Jakarta, VIVA – Asosiasi Pengusaha Indonesia (Apindo) menegaskan bakal mengawal 14 isu prioritas terkait dunia usaha dengan menginisiasi pembentukan Task Force Debottlenecking Hambatan Berusaha. Task force tersebut berfungsi mengidentifikasi, memetakan secara rinci, mengawal serta memastikan penyelesaian berbagai masalah hingga tuntas.
Ketua Umum Apindo Shinta W. Kamdani mengungkapkan, 14 isu prioritas dunia usaha aadalah mulai dari kepastian pasokan bahan baku industri, harga gas, logistik, kebijakan nutri-level, tata ruang, kewajiban pelaporan keuangan, RKAB mineral dan batu bara.
"Bagi kami, setiap hambatan yang berhasil diselesaikan adalah simpul yang terurai agar kapal kembali berlayar. Karena setiap langkah yang memudahkan dunia usaha akan membuka lebih banyak harapan dan lapangan kerja," kata Shinta dalam keterangan di Jakarta, Kamis, 13 Agustus 2026.
Selain itu juga ada sertifikasi halal, pengelolaan sampah/Extended Producer Responsibility (EPR), ekspor komoditas, regulasi yang menghambat sektor pariwisata, hingga penyempurnaan RUU Ketenagakerjaan.

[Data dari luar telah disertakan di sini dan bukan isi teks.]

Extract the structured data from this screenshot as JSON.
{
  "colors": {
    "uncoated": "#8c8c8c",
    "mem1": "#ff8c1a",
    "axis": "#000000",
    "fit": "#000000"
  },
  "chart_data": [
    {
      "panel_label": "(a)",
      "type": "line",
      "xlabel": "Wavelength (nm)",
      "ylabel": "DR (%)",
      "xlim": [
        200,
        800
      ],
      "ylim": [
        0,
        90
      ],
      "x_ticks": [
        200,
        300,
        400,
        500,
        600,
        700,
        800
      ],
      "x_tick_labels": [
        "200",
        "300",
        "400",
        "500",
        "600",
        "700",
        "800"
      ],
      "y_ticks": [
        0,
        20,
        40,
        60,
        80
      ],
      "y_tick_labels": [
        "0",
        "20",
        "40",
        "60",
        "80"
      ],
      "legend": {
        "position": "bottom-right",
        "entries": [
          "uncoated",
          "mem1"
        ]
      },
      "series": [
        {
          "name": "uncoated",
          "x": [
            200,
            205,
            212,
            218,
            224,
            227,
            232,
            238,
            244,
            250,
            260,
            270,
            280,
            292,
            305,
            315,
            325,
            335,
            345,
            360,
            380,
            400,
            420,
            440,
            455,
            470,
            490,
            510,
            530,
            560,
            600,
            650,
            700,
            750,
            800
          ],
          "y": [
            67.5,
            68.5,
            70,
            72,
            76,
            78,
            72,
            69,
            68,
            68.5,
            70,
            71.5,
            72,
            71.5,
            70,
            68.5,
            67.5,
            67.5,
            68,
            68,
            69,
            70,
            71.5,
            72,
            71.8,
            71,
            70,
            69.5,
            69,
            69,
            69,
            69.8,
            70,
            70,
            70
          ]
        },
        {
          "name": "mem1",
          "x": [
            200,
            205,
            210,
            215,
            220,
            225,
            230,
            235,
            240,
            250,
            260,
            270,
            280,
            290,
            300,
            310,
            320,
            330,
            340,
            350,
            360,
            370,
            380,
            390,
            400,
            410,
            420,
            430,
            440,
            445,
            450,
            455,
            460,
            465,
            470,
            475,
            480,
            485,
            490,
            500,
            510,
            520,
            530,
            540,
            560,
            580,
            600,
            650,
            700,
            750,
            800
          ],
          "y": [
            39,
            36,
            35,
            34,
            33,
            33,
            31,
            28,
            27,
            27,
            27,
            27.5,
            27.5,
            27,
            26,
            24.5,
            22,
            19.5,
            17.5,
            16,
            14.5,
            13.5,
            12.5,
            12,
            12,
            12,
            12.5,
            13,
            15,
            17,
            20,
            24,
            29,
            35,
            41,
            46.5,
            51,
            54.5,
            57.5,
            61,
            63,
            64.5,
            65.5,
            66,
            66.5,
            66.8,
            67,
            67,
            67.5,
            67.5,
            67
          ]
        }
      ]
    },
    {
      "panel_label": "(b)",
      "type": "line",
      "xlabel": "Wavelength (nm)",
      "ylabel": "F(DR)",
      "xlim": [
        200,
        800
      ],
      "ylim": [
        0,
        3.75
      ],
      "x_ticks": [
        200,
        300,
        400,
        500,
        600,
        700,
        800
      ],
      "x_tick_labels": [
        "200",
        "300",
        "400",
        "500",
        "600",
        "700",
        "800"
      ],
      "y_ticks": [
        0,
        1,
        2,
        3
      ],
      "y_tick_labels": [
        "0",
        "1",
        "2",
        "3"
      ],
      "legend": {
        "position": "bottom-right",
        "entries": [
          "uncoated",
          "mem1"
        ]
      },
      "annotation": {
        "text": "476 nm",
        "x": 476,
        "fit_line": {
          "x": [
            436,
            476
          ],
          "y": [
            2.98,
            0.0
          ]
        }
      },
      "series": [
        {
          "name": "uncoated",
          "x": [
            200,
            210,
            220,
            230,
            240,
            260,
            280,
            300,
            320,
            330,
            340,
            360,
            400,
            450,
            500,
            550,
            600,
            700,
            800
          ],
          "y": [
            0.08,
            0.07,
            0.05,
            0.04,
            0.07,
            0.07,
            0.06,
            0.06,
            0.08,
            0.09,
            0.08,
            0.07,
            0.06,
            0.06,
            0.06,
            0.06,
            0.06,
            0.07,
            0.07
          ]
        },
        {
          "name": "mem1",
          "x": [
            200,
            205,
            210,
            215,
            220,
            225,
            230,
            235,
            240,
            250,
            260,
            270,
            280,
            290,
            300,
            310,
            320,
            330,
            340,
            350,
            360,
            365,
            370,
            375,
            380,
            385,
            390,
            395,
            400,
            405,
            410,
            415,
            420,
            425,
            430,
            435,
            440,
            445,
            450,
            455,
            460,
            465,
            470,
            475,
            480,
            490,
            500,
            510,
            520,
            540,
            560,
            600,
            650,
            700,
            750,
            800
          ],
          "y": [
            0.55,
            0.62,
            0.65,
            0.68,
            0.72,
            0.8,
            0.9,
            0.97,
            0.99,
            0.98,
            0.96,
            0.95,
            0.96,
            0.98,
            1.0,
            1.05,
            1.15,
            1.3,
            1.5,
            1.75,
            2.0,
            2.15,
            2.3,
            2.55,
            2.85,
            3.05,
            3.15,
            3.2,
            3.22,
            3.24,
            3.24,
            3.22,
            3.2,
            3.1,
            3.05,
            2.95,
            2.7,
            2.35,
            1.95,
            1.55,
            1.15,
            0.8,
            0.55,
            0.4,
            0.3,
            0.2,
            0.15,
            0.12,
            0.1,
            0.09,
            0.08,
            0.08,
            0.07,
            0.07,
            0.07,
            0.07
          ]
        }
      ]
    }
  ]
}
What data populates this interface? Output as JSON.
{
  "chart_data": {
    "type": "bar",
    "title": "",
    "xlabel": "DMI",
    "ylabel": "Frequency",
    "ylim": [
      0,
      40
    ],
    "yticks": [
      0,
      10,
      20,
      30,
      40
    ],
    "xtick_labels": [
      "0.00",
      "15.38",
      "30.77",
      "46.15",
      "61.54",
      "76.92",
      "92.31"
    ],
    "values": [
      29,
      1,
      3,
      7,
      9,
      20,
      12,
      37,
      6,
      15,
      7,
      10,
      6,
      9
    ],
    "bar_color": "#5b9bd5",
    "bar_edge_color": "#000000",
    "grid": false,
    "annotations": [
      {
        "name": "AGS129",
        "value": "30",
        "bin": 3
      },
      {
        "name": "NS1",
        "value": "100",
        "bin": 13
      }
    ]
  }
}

Dia mengatakan bahwa sejumlah masukan dunia usaha telah mulai mendapatkan respons pemerintah sebagai bagian dari upaya memperbaiki iklim usaha nasional.
Menurut dia, urgensi pembenahan sektor riil juga tercermin dari tantangan ketenagakerjaan Indonesia, di mana sekitar 67 persen dari total pengangguran merupakan generasi muda yang didominasi Generasi Z, sementara hampir 60 persen tenaga kerja masih bekerja di sektor informal.
"Kondisi ini menunjukkan bahwa agenda ekonomi Indonesia bukan hanya tentang menciptakan lebih banyak pekerjaan, tetapi juga memastikan tersedianya pekerjaan yang produktif, berkualitas, formal dan berkelanjutan," ujarnya.
MEnurut dia, pembenahan iklim usaha harus berjalan beriringan dengan upaya memperluas sumber pertumbuhan ekonomi melalui investasi daerah.